LAHORE ': Justice Ali Akbar Qureshi of the Lahore High Court (LHC) on Thursday moved to form a full bench to hear the petition against the conviction of the Sharif family in the Avenfield reference.
The petition was filed by the Lawyers’ Foundation for Justice through Advocate A K Dogar.
In the petition, Advocate Dogar questioned the validity of the NAB Ordinance of 1999 and the courts functioning under this law.
He said that the NAB court which convicted former Prime Minister Nawaz Sharif had no jurisdiction to decide the matter because the law under which it had been functioning had lapsed a long time ago.
Requesting the court to suspend the accountability court’s decision, he contended that the court had been functioning under a non-extant law.
According to him, former military ruler retired Gen Pervez Musharraf had promulgated the NAB ordinance with the sole objective of targeting politicians.
Reminding that the NAB law had been formulated just a month after Musharraf staged a coup in October 1998, the lawyer argued that under Article 270-AA of the Constitution through the 18th Amendment, the PCO No1 of 1999 had been declared without lawful authority and of no legal effect.
He pointed out that the NAB ordinance of 1999 contends that the ordinance was promulgated by then military dictator Provisional Constitutional Order (PCO) No9 of 1999.
Order No.9, he said, had been promulgated to amend PCO No.1 of 1999, inserting Section 5A(1).
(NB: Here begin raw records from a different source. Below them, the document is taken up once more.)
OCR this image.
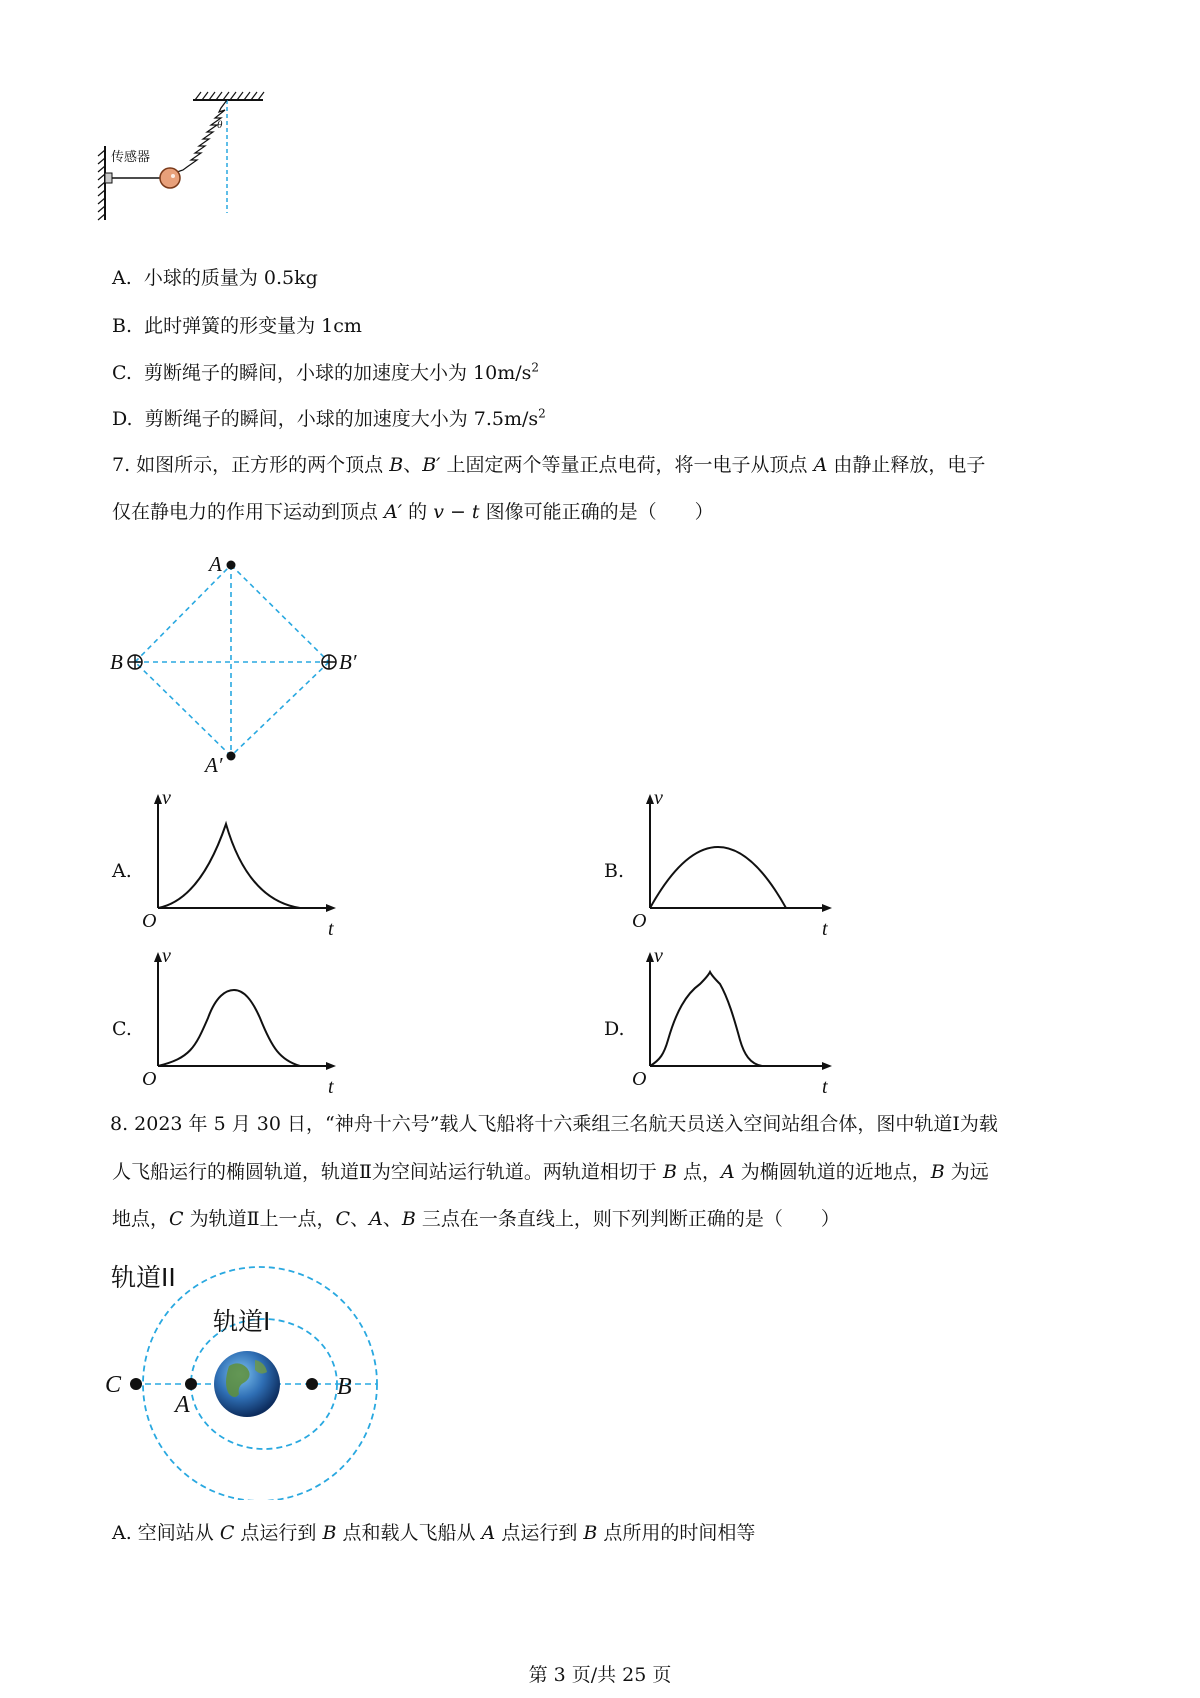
传感器
θ
A. 小球的质量为 0.5kg
B. 此时弹簧的形变量为 1cm
C. 剪断绳子的瞬间，小球的加速度大小为 $10m/s^2$
D. 剪断绳子的瞬间，小球的加速度大小为 $7.5m/s^2$
7. 如图所示，正方形的两个顶点 B、B′ 上固定两个等量正点电荷，将一电子从顶点 A 由静止释放，电子
仅在静电力的作用下运动到顶点 A′ 的 v − t 图像可能正确的是（　　）
A
B	B′
A′
A.
v
O	t
B.
v
O	t
C.
v
O	t
D.
v
O	t
8. 2023 年 5 月 30 日，“神舟十六号”载人飞船将十六乘组三名航天员送入空间站组合体，图中轨道Ⅰ为载
人飞船运行的椭圆轨道，轨道Ⅱ为空间站运行轨道。两轨道相切于 B 点，A 为椭圆轨道的近地点，B 为远
地点，C 为轨道Ⅱ上一点，C、A、B 三点在一条直线上，则下列判断正确的是（　　）
轨道II
轨道I
C
A
B
A. 空间站从 C 点运行到 B 点和载人飞船从 A 点运行到 B 点所用的时间相等
第 3 页/共 25 页
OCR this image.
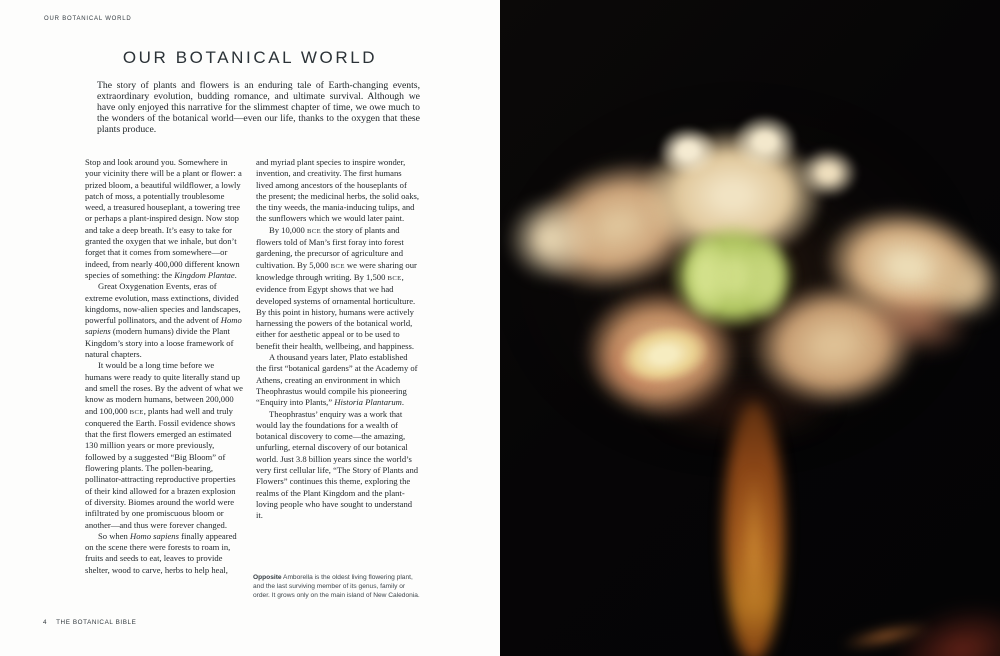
OUR BOTANICAL WORLD
OUR BOTANICAL WORLD
The story of plants and flowers is an enduring tale of Earth-changing events, extraordinary evolution, budding romance, and ultimate survival. Although we have only enjoyed this narrative for the slimmest chapter of time, we owe much to the wonders of the botanical world—even our life, thanks to the oxygen that these plants produce.

Stop and look around you. Somewhere in your vicinity there will be a plant or flower: a prized bloom, a beautiful wildflower, a lowly patch of moss, a potentially troublesome weed, a treasured houseplant, a towering tree or perhaps a plant-inspired design. Now stop and take a deep breath. It’s easy to take for granted the oxygen that we inhale, but don’t forget that it comes from somewhere—or indeed, from nearly 400,000 different known species of something: the Kingdom Plantae.

Great Oxygenation Events, eras of extreme evolution, mass extinctions, divided kingdoms, now-alien species and landscapes, powerful pollinators, and the advent of Homo sapiens (modern humans) divide the Plant Kingdom’s story into a loose framework of natural chapters.

It would be a long time before we humans were ready to quite literally stand up and smell the roses. By the advent of what we know as modern humans, between 200,000 and 100,000 BCE, plants had well and truly conquered the Earth. Fossil evidence shows that the first flowers emerged an estimated 130 million years or more previously, followed by a suggested “Big Bloom” of flowering plants. The pollen-bearing, pollinator-attracting reproductive properties of their kind allowed for a brazen explosion of diversity. Biomes around the world were infiltrated by one promiscuous bloom or another—and thus were forever changed.

So when Homo sapiens finally appeared on the scene there were forests to roam in, fruits and seeds to eat, leaves to provide shelter, wood to carve, herbs to help heal,

and myriad plant species to inspire wonder, invention, and creativity. The first humans lived among ancestors of the houseplants of the present; the medicinal herbs, the solid oaks, the tiny weeds, the mania-inducing tulips, and the sunflowers which we would later paint.

By 10,000 BCE the story of plants and flowers told of Man’s first foray into forest gardening, the precursor of agriculture and cultivation. By 5,000 BCE we were sharing our knowledge through writing. By 1,500 BCE, evidence from Egypt shows that we had developed systems of ornamental horticulture. By this point in history, humans were actively harnessing the powers of the botanical world, either for aesthetic appeal or to be used to benefit their health, wellbeing, and happiness.

A thousand years later, Plato established the first “botanical gardens” at the Academy of Athens, creating an environment in which Theophrastus would compile his pioneering “Enquiry into Plants,” Historia Plantarum.

Theophrastus’ enquiry was a work that would lay the foundations for a wealth of botanical discovery to come—the amazing, unfurling, eternal discovery of our botanical world. Just 3.8 billion years since the world’s very first cellular life, “The Story of Plants and Flowers” continues this theme, exploring the realms of the Plant Kingdom and the plant-loving people who have sought to understand it.

Opposite Amborella is the oldest living flowering plant, and the last surviving member of its genus, family or order. It grows only on the main island of New Caledonia.
4 THE BOTANICAL BIBLE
He reminded that any ordinance promulgated by the president would not be applicable beyond a 120-day limitation prescribed under Article 89 of the Constitution.
The lawyer contended that as the PCO No.1 had been declared without lawful authority and of no legal effect, the amendments in it made under order No9 of 1999 should also have lapsed after the statutory limitation period of 120 days prescribed under Article 89.
Certain laws, he said, which were still enforced, would continue to remain enforced unless amended by the competent legislative authority under Sub-Article 2 of Article 270-AA of the Constitution.
Contending that as the NAB ordinance had ceased to be a valid law, he requested the court to set aside all proceedings being carried out by the NAB courts under what he termed a dead law.